Y ahí estaba: él frente a ella. Pistola en mano y silencio absoluto. Hasta que un portazo a sus espaldas lo asustó y, sin querer, apretó el gatillo como acto reflejo. Viendo cómo la señora, sorprendida, recibía el disparo y caía al suelo. Viendo cómo, al darse la vuelta, se encontraba cara a cara con Erik, quien parecía no caber en sí mismo. Y, aunque su antiguo jefe no lo reconoció por llevar el rostro oculto, la rabia que su mirada poseía era la misma que tiempo atrás había visto en su propio rostro cuando se miraba en el espejo. “¿Qué has hecho, Tom…?”, se cuestionó él al captar la situación mientras sus ojos se enrojecían, llorosos.
Pero no tuvo demasiado tiempo para pensar. Un golpe lo derribó y, para cuando se enteró de lo que estaba sucediendo, un puñetazo le cruzó la cara y su pistola se había deslizado hasta el cadáver.

En un vano esfuerzo por librarse de las manos del desconocido que, desesperadas, no paraban de arañarle la cara, Erik le quitó el pasamontañas de un tirón y ambos se apartaron. Tom tenía el labio partido y casi toda la cara hinchada por los golpes que había recibido. Erik sangraba por la falta de carne y piel en su semblante, que ahora no se hallaba en éste, sino bajo las uñas de su antiguo empleado.

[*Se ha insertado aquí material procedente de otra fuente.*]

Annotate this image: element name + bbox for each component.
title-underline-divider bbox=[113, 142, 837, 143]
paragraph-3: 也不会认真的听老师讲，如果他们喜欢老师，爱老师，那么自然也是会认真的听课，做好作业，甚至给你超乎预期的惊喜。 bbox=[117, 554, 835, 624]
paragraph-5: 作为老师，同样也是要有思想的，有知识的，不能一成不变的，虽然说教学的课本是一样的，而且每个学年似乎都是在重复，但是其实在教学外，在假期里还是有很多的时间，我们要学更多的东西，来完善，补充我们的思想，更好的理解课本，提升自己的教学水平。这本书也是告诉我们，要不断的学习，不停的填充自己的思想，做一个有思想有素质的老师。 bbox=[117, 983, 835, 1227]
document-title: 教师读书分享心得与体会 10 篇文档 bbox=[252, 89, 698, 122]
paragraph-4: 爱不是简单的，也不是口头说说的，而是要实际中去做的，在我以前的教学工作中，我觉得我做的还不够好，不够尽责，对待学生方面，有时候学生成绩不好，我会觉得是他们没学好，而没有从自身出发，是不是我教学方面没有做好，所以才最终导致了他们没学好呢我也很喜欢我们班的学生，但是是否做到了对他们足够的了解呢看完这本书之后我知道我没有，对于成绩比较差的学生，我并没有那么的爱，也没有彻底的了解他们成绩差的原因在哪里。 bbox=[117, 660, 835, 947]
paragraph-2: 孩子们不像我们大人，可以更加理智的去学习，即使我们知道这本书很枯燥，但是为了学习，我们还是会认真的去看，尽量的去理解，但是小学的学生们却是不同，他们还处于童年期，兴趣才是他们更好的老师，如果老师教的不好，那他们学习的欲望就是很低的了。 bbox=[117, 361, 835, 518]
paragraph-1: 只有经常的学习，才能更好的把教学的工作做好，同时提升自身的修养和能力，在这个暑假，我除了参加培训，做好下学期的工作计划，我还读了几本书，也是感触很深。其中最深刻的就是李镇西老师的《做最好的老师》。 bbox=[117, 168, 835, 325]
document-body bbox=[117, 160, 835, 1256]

No comprendía qué sucedía. Él siempre le había tratado con respeto. Tuvo que despedirlo por una reducción de personal que le mandaron desde arriba. Pero como le ocurrió a Tom, les ocurrió a diecinueve personas más. No era culpa suya.
Erik se tocó el costado y empezó a toser. En la trifulca había recibido otro golpe ahí y, ahora que la cosa parecía haberse calmado y la adrenalina no era tan presente en su organismo, empezaba a dolerle todo.
El ex-empleado observaba silente, dudando sobre qué hacer. Pero sabía que pocas alternativas tenía ya. Había matado a una persona. Una persona amada por otra, otra que se encontraba allí con él y que no le dejaría irse tan tranquilo. Sabía que tarde o temprano volvería a embestirle y la pelea proseguiría. Sabía que la cosa ya no podía terminar bien de ninguna manera.
Suspiró, casi en un llanto ahogado, y tragó saliva mientras observaba de reojo su única posesión, dispuesta en el suelo.
El hombre del traje rasgado se fijó de inmediato en las intenciones de su antiguo trabajador y miró también la pistola. Levantó la vista y la mirada de ambos se cruzaron, diciéndose todo lo que debían decirse sin mediar ni una palabra.
Los pobres desgraciados no dudaron más; se tiraron hacia el cuerpo difunto de la mujer con tal de apoderarse del arma y, tras un brusco forcejeo entre cuatro manos, un disparo marcó el silencio definitivo.